Siatkarki elbląskiego E. Leclerca Orła nie poszły za ciosem po ostatnich dwóch zwycięstwach w rozgrywkach II ligi. W meczu 15. kolejki uległy 0:3 Politechnice Radomskiej, pomimo, że były bliskie sprawienia kolejnej niespodzianki. Zabrakło w ich grze ligowego cwaniactwa, a także jak to było widoczne, większych od rywalek umiejętności.
Niewielu liczyło na sukces elbląskich siatkarek z wyżej notowaną drużyną Politechniki Radom. Już przed meczem było wiadomo, że w drużynie gospodyń zabraknie pierwszej rozgrywającej Sylwii Pilarek, która w tym samym czasie miała „studniówkę” w Iławie.

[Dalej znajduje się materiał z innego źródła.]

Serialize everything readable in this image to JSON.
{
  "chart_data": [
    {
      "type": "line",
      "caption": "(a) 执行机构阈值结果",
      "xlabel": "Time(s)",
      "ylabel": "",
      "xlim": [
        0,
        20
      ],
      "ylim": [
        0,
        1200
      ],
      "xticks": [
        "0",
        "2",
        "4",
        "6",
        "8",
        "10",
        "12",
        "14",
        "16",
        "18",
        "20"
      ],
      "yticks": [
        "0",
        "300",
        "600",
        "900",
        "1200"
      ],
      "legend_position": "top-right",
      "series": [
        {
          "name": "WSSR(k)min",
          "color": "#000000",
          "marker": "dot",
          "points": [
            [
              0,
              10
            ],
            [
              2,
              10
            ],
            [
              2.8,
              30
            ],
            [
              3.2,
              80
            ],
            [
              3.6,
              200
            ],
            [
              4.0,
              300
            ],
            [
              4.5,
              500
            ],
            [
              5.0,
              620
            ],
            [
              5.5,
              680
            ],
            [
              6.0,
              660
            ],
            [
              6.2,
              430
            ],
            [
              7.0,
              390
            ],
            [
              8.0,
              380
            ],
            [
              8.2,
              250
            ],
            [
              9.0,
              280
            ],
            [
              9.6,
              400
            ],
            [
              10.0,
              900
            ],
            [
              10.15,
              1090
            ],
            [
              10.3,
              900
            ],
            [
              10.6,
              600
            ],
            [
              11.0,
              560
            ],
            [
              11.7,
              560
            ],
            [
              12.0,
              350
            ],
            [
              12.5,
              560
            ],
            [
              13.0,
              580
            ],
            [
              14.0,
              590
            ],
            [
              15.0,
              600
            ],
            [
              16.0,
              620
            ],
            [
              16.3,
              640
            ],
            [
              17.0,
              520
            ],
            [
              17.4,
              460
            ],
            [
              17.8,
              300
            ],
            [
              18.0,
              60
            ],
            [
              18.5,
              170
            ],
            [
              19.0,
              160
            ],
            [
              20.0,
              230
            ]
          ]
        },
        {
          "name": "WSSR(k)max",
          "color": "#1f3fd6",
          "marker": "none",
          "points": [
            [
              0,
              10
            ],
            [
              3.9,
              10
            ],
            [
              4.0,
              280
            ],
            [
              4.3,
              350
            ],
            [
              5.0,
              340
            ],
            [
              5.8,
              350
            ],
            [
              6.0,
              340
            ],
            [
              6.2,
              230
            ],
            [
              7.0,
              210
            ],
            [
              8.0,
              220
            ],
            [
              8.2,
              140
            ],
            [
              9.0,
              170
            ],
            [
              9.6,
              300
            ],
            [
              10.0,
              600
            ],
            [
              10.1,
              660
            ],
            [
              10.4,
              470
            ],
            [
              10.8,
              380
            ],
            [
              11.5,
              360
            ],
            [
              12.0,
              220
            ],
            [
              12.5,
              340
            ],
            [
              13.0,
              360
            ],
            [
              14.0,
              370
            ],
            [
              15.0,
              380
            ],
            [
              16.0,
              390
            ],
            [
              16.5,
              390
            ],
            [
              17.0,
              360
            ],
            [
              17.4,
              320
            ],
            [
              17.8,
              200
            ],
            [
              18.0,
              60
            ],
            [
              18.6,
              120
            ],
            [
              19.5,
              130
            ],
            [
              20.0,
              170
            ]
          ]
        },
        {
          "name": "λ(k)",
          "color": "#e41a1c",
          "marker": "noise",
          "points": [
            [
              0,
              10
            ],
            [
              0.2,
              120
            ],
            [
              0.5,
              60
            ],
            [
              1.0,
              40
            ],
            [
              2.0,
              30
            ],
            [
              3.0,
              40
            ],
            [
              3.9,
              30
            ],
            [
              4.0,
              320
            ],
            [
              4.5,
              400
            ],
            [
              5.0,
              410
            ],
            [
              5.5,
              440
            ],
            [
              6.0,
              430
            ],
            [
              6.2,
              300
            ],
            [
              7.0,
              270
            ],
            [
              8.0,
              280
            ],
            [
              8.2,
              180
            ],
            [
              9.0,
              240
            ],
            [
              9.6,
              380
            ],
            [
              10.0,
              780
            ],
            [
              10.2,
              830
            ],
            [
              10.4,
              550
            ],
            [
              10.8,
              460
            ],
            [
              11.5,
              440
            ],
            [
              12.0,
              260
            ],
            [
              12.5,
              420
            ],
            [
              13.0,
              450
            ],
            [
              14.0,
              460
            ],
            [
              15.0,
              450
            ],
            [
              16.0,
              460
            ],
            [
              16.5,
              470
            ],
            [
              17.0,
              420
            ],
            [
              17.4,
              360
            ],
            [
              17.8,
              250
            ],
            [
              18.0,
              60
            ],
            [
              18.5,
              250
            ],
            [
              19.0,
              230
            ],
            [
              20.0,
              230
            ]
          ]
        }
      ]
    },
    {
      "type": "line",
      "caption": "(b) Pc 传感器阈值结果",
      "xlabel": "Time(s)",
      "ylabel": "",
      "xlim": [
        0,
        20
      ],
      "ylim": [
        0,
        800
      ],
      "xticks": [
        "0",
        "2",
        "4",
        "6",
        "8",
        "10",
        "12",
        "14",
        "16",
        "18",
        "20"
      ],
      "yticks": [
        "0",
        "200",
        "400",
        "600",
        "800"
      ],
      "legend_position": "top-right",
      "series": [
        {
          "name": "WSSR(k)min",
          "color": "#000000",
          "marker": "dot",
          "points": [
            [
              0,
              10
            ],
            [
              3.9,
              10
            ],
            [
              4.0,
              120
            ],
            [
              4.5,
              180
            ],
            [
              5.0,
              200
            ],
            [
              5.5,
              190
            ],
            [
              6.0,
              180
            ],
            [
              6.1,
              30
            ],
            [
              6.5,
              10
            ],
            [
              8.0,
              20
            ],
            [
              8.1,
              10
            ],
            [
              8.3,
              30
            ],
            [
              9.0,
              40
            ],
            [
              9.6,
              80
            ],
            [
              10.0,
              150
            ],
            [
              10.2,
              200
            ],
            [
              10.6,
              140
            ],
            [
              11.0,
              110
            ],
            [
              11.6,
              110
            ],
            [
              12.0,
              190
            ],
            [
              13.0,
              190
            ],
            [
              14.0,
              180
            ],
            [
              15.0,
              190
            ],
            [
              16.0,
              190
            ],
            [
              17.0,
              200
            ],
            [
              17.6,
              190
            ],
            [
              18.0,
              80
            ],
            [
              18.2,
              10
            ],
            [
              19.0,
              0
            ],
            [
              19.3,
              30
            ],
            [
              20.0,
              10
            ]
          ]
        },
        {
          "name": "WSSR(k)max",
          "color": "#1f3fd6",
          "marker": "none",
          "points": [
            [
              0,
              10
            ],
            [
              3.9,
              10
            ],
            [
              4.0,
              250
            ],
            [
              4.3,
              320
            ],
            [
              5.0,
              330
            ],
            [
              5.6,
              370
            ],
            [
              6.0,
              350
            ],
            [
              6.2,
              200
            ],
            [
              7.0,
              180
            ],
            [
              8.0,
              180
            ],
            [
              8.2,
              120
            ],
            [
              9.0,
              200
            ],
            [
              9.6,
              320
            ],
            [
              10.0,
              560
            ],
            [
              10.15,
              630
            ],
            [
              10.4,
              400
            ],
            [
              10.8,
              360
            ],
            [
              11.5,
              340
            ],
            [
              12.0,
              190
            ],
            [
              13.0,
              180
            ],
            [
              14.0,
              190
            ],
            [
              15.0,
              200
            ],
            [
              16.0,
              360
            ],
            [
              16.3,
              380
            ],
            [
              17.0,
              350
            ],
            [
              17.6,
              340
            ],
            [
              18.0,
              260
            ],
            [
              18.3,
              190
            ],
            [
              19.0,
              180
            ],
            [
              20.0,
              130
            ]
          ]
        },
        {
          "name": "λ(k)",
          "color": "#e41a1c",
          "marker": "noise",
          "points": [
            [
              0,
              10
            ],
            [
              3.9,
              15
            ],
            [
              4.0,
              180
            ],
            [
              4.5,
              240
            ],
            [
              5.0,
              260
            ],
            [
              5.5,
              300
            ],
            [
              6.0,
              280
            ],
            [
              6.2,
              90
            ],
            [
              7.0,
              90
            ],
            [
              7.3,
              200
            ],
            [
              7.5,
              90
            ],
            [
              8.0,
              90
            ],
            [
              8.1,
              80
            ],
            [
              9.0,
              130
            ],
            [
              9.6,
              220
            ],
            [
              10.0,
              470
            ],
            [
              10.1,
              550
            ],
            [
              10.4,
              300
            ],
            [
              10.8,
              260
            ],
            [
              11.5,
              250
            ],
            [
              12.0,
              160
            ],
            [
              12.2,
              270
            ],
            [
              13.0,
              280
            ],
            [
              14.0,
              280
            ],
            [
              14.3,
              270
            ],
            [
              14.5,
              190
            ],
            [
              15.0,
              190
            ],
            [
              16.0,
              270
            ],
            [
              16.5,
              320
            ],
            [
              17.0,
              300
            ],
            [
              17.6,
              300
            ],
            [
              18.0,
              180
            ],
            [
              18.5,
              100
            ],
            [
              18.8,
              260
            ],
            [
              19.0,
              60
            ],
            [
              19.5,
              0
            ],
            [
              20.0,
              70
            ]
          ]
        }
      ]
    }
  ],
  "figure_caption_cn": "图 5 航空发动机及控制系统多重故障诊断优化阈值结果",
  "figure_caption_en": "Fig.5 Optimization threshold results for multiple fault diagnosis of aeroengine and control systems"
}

Jej zmienniczka Martyna Gierszewska leczy kontuzję, a bez rozgrywających trudno o wyprowadzanie skutecznych ataków. Starała się jak mogła zastąpić swoje koleżanki na rozegraniu, mniej doświadczona zwłaszcza w grze kombinacyjnej Anna Krypska. Ania popisywała się walecznością i ambicją, ale przyznajmy, mózgiem zespołu nie była. Pierwszego seta siatkarki Politechniki wygrały do 16, ale w drugim trener Andrzej Jewniewicz zmienił ustawienie i wzrosły emocje wśród kibiców. Sytuacja na boisku uległa korzystnej metamorfozie. W końcówce seta elblążanki prowadziły 22:19, lecz nie zdołały utrzymać przewagi punktowej. Indywidualne błędy elblążanek spowodowały, że tę partię wygrały radomianki 26:24. W trzecim secie ponownie zanosiło się na niespodziankę. Po drugiej przerwie technicznej elblążanki prowadziły 17:12. Niestety rywalki sprowadziły je na ziemię, bo miejscowe straciły w jednym ustawieniu 11 punktów, nie będąc w stanie powstrzymać siły ognia radomianek. Elbląskie siatkarki popełniały indywidualne błędy, szwankowało przyjęcie zagrywki i skończyło się przegraną w trzecim secie do 19 i 0:3 w całym meczu.
Za tydzień elbląskie siatkarki zagrają w Warszawie, oby z lepszym skutkiem.
Za tydzień elbląskie siatkarki zagrają w Warszawie, oby z lepszym skutkiem.